Des contrôles inégaux ?

Du côté des pilotes de lignes, on souligne par ailleurs que les contrôles Safa (Safety Assessment of Foreign Aircraft ou évaluation de la sécurité des aéronefs étrangers) ne sont pas optimaux. Ces contrôles, effectués par les autorités de chaque pays de l'UE, ont pour objet de vérifier le niveau technique de l'exploitation d'une compagnie aérienne étrangère dans ou hors UE. L'inspection comporte plus de 50 points de contrôle. "Ces contrôles ont bien sûr leur utilité, ils évitent qu'il y ait des "avions poubelle" qui atterrissent en Europe mais cela reste insuffisant", estime ainsi Yves Deshayes, président du principal syndicat français, le SNPL France Alpa. Selon lui, ils restent "relativement sommaires et limités". "Il s'agit plus, dit-il, d'une inspection visuelle que d'un contrôle approfondi".

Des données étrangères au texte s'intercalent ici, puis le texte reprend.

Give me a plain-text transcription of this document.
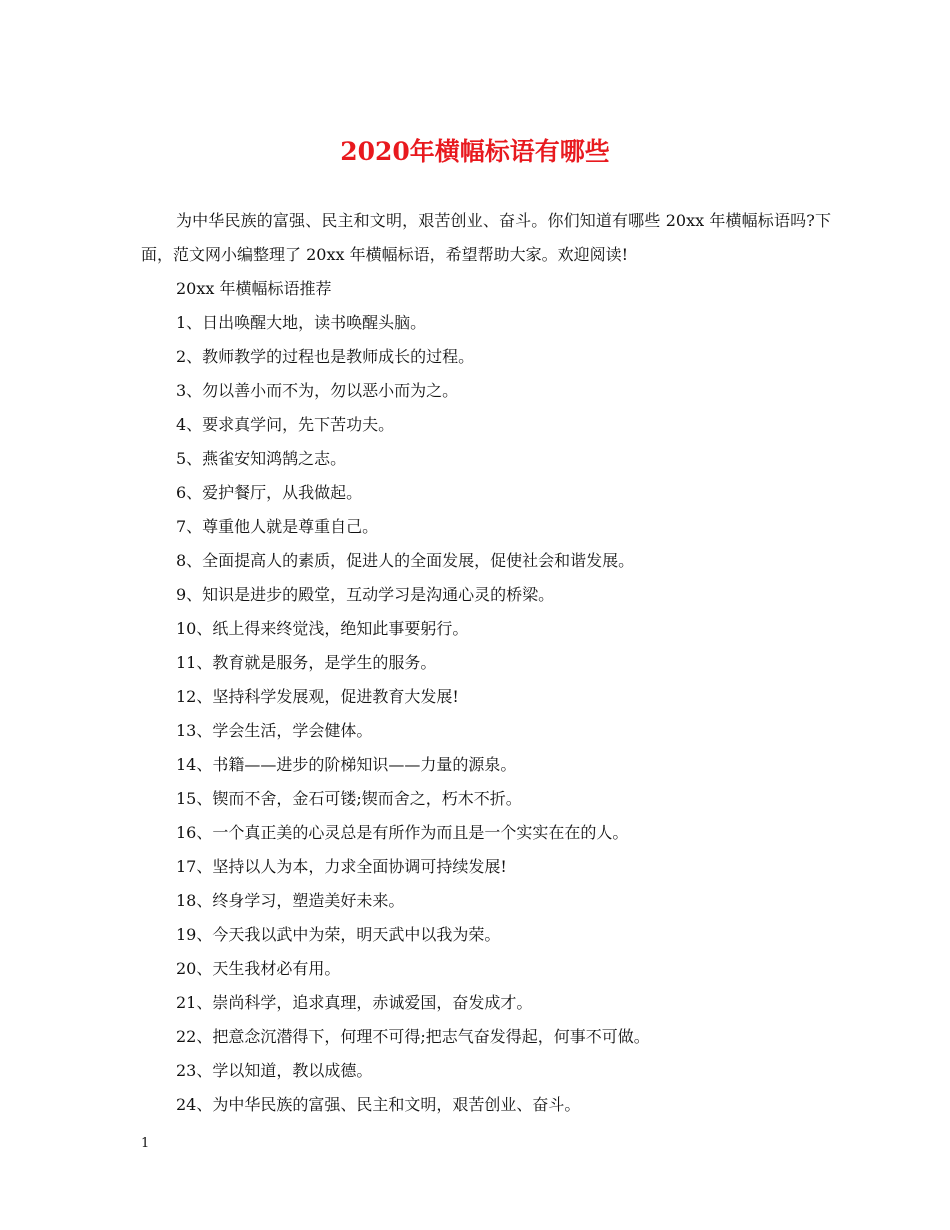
2020年横幅标语有哪些

为中华民族的富强、民主和文明，艰苦创业、奋斗。你们知道有哪些 20xx 年横幅标语吗?下面，范文网小编整理了 20xx 年横幅标语，希望帮助大家。欢迎阅读!

20xx 年横幅标语推荐

1、日出唤醒大地，读书唤醒头脑。
2、教师教学的过程也是教师成长的过程。
3、勿以善小而不为，勿以恶小而为之。
4、要求真学问，先下苦功夫。
5、燕雀安知鸿鹄之志。
6、爱护餐厅，从我做起。
7、尊重他人就是尊重自己。
8、全面提高人的素质，促进人的全面发展，促使社会和谐发展。
9、知识是进步的殿堂，互动学习是沟通心灵的桥梁。
10、纸上得来终觉浅，绝知此事要躬行。
11、教育就是服务，是学生的服务。
12、坚持科学发展观，促进教育大发展!
13、学会生活，学会健体。
14、书籍——进步的阶梯知识——力量的源泉。
15、锲而不舍，金石可镂;锲而舍之，朽木不折。
16、一个真正美的心灵总是有所作为而且是一个实实在在的人。
17、坚持以人为本，力求全面协调可持续发展!
18、终身学习，塑造美好未来。
19、今天我以武中为荣，明天武中以我为荣。
20、天生我材必有用。
21、崇尚科学，追求真理，赤诚爱国，奋发成才。
22、把意念沉潜得下，何理不可得;把志气奋发得起，何事不可做。
23、学以知道，教以成德。
24、为中华民族的富强、民主和文明，艰苦创业、奋斗。
1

Yves Deshayes note en outre que les contrôles en vol des équipages, jugés plus sérieux, peuvent être très différents d'un pays à l'autre. Ce qui pose la question de l'harmonisation de ces contrôles. "En France, le problème principal est la mise en œuvre de la réglementation européenne car les services concernés ajoutent systématiquement des couches de textes réglementaires, complexifiant ainsi le texte européen de référence", ajoute de son côté Alain Battisti, président de la Fédération nationale de l'aviation marchande (Fnam).

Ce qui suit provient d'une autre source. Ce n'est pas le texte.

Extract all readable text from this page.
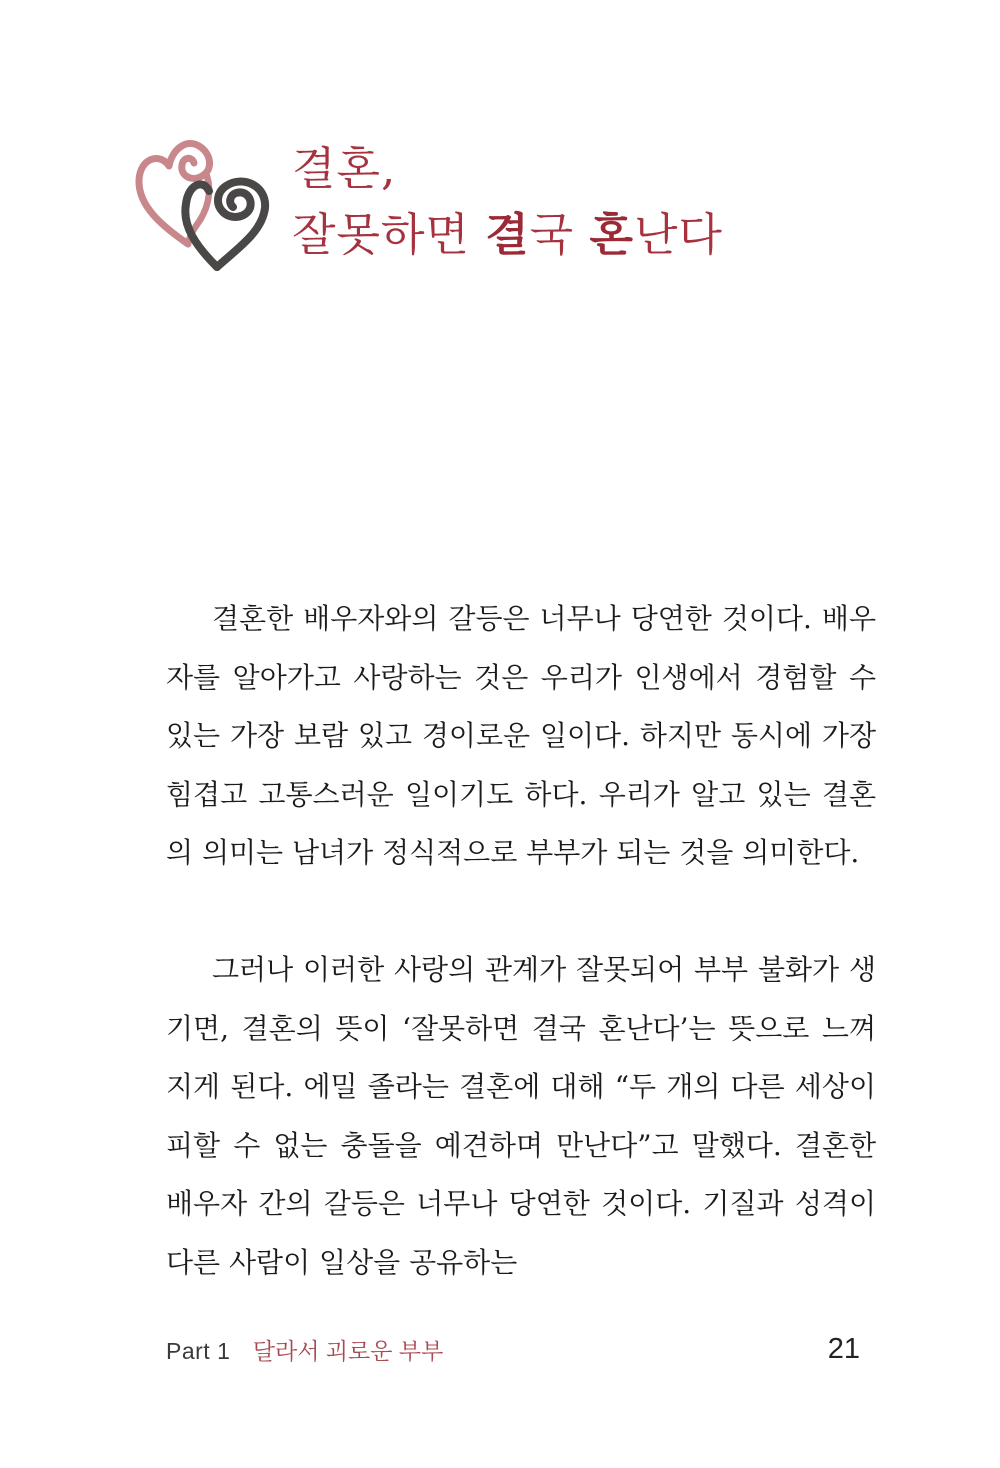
결혼,
잘못하면 결국 혼난다

결혼한 배우자와의 갈등은 너무나 당연한 것이다. 배우자를 알아가고 사랑하는 것은 우리가 인생에서 경험할 수 있는 가장 보람 있고 경이로운 일이다. 하지만 동시에 가장 힘겹고 고통스러운 일이기도 하다. 우리가 알고 있는 결혼의 의미는 남녀가 정식적으로 부부가 되는 것을 의미한다.

그러나 이러한 사랑의 관계가 잘못되어 부부 불화가 생기면, 결혼의 뜻이 ‘잘못하면 결국 혼난다’는 뜻으로 느껴지게 된다. 에밀 졸라는 결혼에 대해 “두 개의 다른 세상이 피할 수 없는 충돌을 예견하며 만난다”고 말했다. 결혼한 배우자 간의 갈등은 너무나 당연한 것이다. 기질과 성격이 다른 사람이 일상을 공유하는

Part 1 달라서 괴로운 부부	21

La France a tendance à sur-interpréter le règlement, explique Guy Tardieu, délégué général de cette organisation professionnelle française du secteur aérien. "En matière de surveillance, le risque est de s'attacher à des détails et de perdre de vue l'essentiel, voire de doublonner. C'est le cas dans le domaine de la maintenance", dit-il. Patrick Ky reconnaît qu'il y a "un vrai problème d'interprétation des règlements" mais il assure que le risque est maîtrisé. "Je suis certain que, même dans les pays où on a une vision plus flexible de l'application des règlements, il y a un minimum garanti", poursuit-il. L'AESA est en soi une lourdeur administrative supplémentaire, note enfin Patrick Gandil. "Mais je préfère la sécurité au prix de la complexité que d'abandonner de la sécurité pour de la simplicité".